Die Hauptstraße im Bereich zwischen Legge und Lenne/Haus Böddicker


Unserem Leser, Herrn Paul Döbbener verdanken wir Hinweise zu Literatur und Zeitungsartikeln zum Thema Kriegsende 1945.


Den nachfolgenden Bericht entnahmen wir dem Buch „Der große Kessel – Eine Dokumentation über das Ende des Zweiten Weltkrieges zwischen Lippe und Ruhr / Sieg und Lenne“, Willi Mues, ISBN 3-9800968-2-3.


An der Südfront der 15. Armee kam es an diesem Tage nochmals zu besonders schweren Kämpfen im Lennetal. Hier stießen von Süden und Osten die Regimenter der 99. US-Infanteriedivision auf das Lennetal und entlang der Lenne vor. Dabei geriet auch Saalhausen zwischen die Fronten der deutschen Verteidiger und der ame­rikanischen Angreifer. Restgruppen der 338. Infanteriedivision verteidigten hier einige Stunden ihre Stellungen im Lennetal gegen die vordringenden amerikanischen Infanteristen. Nach erneutem Beschuss und darauf folgenden Infanteriekämpfen konnten die stark nachdrängenden US-Verbände die schwachen deutschen Verteidiger verdrängen.

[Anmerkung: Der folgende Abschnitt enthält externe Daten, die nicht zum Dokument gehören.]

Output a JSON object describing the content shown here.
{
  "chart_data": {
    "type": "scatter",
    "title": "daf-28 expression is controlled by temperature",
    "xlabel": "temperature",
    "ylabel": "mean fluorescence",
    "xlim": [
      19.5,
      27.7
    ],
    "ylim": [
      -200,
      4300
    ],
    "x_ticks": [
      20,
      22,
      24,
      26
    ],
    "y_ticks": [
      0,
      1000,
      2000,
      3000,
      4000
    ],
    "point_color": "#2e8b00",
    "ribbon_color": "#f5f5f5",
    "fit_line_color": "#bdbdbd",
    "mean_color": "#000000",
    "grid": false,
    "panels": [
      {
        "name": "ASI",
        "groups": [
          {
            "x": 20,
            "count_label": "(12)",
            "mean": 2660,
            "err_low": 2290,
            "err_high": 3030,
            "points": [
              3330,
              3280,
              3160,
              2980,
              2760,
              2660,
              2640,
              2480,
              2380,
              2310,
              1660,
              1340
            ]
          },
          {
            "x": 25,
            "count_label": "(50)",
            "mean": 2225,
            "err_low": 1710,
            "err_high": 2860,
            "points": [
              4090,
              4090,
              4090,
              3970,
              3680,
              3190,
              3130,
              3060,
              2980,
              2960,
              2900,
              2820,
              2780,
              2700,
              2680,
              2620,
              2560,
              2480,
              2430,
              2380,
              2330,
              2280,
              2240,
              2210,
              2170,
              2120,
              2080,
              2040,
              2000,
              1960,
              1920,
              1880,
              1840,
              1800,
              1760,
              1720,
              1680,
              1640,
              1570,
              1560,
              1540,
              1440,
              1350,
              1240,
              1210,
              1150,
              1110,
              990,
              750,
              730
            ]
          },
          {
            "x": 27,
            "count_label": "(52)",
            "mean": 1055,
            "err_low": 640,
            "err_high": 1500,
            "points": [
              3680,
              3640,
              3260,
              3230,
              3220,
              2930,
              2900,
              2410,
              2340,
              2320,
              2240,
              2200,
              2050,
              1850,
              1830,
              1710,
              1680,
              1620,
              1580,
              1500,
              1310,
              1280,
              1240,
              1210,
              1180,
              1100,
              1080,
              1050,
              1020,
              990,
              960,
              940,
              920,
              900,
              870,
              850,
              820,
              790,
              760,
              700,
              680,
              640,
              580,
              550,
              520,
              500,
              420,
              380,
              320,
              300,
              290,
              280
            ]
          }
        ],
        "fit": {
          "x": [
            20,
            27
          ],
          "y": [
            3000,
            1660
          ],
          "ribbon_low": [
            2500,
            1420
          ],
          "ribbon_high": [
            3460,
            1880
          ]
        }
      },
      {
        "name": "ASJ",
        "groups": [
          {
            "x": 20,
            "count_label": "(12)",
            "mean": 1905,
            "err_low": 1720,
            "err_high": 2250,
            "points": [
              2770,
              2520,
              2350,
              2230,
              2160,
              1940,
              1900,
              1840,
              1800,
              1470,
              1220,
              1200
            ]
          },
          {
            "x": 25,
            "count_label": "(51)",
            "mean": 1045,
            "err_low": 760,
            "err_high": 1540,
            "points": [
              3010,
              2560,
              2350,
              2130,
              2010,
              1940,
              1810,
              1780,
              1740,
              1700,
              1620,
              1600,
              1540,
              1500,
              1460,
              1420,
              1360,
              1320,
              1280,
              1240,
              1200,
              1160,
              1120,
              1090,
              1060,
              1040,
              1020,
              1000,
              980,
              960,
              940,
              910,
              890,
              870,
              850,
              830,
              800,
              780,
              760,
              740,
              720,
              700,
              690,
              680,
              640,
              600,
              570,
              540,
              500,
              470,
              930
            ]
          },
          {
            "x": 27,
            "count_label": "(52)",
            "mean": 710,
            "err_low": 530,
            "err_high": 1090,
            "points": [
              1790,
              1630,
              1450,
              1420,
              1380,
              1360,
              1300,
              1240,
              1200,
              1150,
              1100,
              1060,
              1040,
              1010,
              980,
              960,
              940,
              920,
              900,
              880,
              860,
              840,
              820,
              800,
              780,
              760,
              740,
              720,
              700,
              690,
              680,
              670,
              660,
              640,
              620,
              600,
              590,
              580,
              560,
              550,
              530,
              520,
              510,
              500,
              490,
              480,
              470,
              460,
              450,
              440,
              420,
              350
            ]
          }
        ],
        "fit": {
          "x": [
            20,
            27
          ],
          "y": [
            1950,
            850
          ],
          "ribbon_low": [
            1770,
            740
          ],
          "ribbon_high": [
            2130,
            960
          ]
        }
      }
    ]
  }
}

Zu schweren Kämpfen kam es dabei auch noch um Bracht. Hier hatten sich in den letzten Tagen und Wochen verschiedene deutsche Einheiten eingefunden. Am 6. April setzte Artilleriebeschuss ein. Verteidigt wurde das Dorf von einer Kompanie der SA-­Brigade Feldherrnhalle. Am Morgen des 9. April rückten die deutschen Truppen —in Erkennung der großen feindlichen Übermacht — zunächst ab. Gegen Mittag kamen sie zurück, und es kam zu kleinen Gefechten mit den vorfühlenden Amerikanern. Daraufhin setzten die Amerikaner 16 Jagdbomber ein, die das Dorf und die deut­schen Truppen angriffen. Zwei Häuser wurden durch Bomben zerstört. Durch Bordwaffenbeschuss gerieten weitere19 Gebäude in Brand, wobei eine große Menge an Großvieh in den Flammen umkam. Auch zwei Personen fanden den Tod. Obwohl das Dorf bereits in Flammen gehüllt war, griffen die Amerikaner erst nach der Errichtung einer zusätzlichen Nebelwand an. Daraufhin nahm deutsche Artillerie das Dorf auch noch unter Feuer, wodurch weitere Schäden verursacht wurden. Nach der Einnahme des Dorfes folgte der US-Infanterie eine Unmenge an Fahrzeugen und Geschützen. Die Geschütze gingen sofort in Stellung — 38 allein in einer Weide — und eröffneten das Feuer in Richtung Marpe. Am Abend wurde durch das Feuer auch noch die Kirche zerstört. Wenige Orte im Sauerland haben so schwer gelitten wie das Dorf Bracht.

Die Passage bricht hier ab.